<< Weekly Status Report, W33/2011 | The roads I take... | 47 >>

Why Rapid Releases Can Improve Stability

I have mentioned a few times, mostly in newsgroup discussions, that I strongly believe that the rapid release model Firefox is following now has a good chance to improve stability.

Some people without a deeper knowledge of how our new process works have at times implied that releasing way more often must make the product more unstable and worse quality than the one or two year cycles we had before. Given my multi-year experience in release management of a Mozilla product (SeaMonkey) and along with that insight into Firefox release management of the last few versions up to and including Firefox 4, my comparison of those experiences with the new model point into the exact opposite direction: Stability and quality should actually improve the more we get used to this "train" model and also the more we near the prospected user volume on the different "channels".

"Traditional" Process

Let's first look at how things worked with the old process that we used so far, including for Firefox 4: New work landed in the code for more than a year with first having only nightly testers run it every day, later alpha/beta testers running snapshots created along the way that included fixes found in some internal QA in addition to the nightly testing, but that was it for the alphas and betas - and at the point where those got shipped, we already had land the next set of feature changes on top of the code shipped there. From the view of crash analysis, this meant that we had a smaller audience of nightly testers sending crash reports we could analyze and from that see the larger and more obvious regressions from daily changes. And then there was a larger audience of beta testers that sent more data, which allowed a look at what happened with somewhat more real-world usage, but as soon as we got some good data in on those betas, the code on nightly on the way to the next beta might already have changed significantly again. With that, the most grave issues could be addressed, but sometimes it was hard to see how relevant the data from even the current beta still was. This game went on until the final betas, with increasing urgency of getting things in that should still make the release at the last second, and of course us as well as testers seeing new regressions that needed to be fixed. The criteria for accepting things into the code was being tightened up a lot towards final release, but some new feature work or invasive changes could even still be rushed into the code almost to the last minute. And the pressure was high to "get this in now or wait at least another year until users get it", so even with release drivers tightening possible changes up, some of those could still be argued for. When we shipped the final release to the really larger user audience with more than a year of piled up feature work and fixes, we very soon, usually even directly on release day or the next day, already have a list of quite visible stability problems we needed to get fixed a couple of weeks out in a stability update.

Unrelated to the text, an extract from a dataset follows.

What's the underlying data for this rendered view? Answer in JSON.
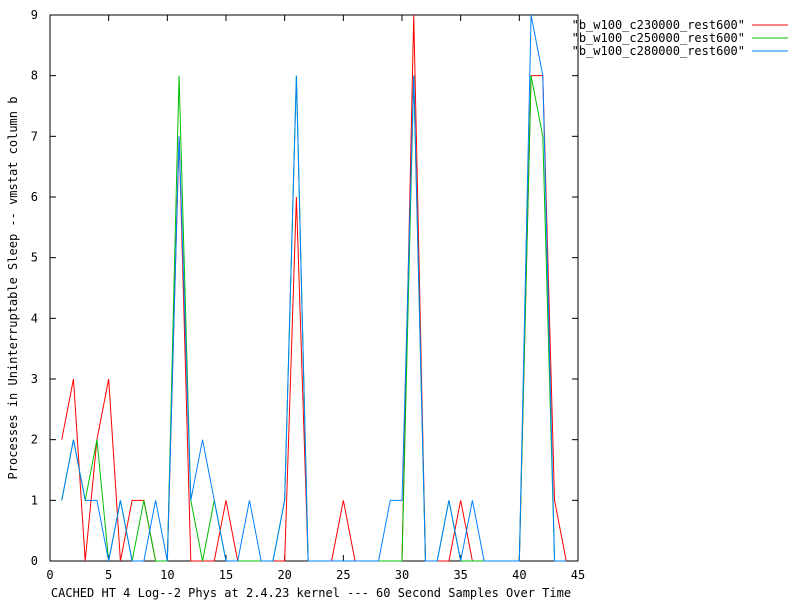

I hope you can see from this description that while we managed to control stability reasonably, the process was far from ideal for providing a product with which we could be happy in terms of stability. So when planning went into improving the processes and becoming more agile and fit for delivering features more quickly than before, a lot of thinking also went into how to make the new process give us a better story of stabilization - and I think the solution holds up pretty well.

"Rapid" Process

So, what we're doing now is getting in feature work and invasive changes into the base code and to Nightly testers almost as before, with only the difference that every such change must have an easy off-switch or be easy enough to reverse the change ("back it out") otherwise. We also still analyze crash data for this and spot major regressions there.
But with going to a next level, there comes the first major change: Every six weeks we're taking a snapshot of this Nightly code and put it on what we now call "Aurora", test it internally, disable things that are absolutely broken (as we have the off-switch/backout possibility) as found by internal QA and send it out to a somewhat larger testing audience. In the next six weeks, we are collecting data from that, reacting to user feedback and crash analysis and bringing in rather small fixes to those problems only or disable further broken features when a fix would be too invasive. We deliver the result daily to that Aurora audience in updates, getting more testing and crash data to analyze, based on the very same snapshot of code, without any more new feature or invasive work to go into it - that continues only on Nightly, no place for that in Aurora.
After those six weeks, this already fixed and stabilized snapshot is going to yet another level, which we call "Beta", and which has even more testers it's being delivered to (while Aurora picks up a new snapshot from Nightly). When the snapshot comes into the Beta phase, we have already put in six weeks of exclusively stabilization and fixing, so it is good enough for what we in earlier times probably would have called a "release candidate". It is as ready as we know at this stage as it can be - but exposing it to an even wider audience, now going into the millions, and which uses it for more normal day-to-day production work, usually turns up another class of potential problems. To deal with those, we could go and disable even more code if needed, and can apply some more small fixes, including of course crash fixes, and we deliver those to Beta testers with roughly weekly updates. Due to this being the first time this code snapshot is being exposed to a public of millions, it's usually the first time we get enough data to see some crash patterns more clearly and can get those fixed. Once again, no new feature or invasive work going into those six weeks of Beta, only disabling of problematic changes, fixing problems found in feedback and of course stability/crashes.
Having spent another six weeks in Beta, twelve weeks or three months of only fixing and stabilizing after taking the snapshot from development, and being OKed by a go/no-go meeting of release drivers, we ship this code to hundreds of millions of users as our next Firefox release (while the other snapshot moves from Aurora to Beta and yet another one is taken from Nightly into Aurora). Of course, we keep analyzing crash reports even from the release users and are able to react to large issues we haven't found before to do a fast fixup release (which we shouldn't need after looking at all the Aurora and Beta data from essentially the same code) and to smaller issues in the next round of Beta etc. before they go to being the next release.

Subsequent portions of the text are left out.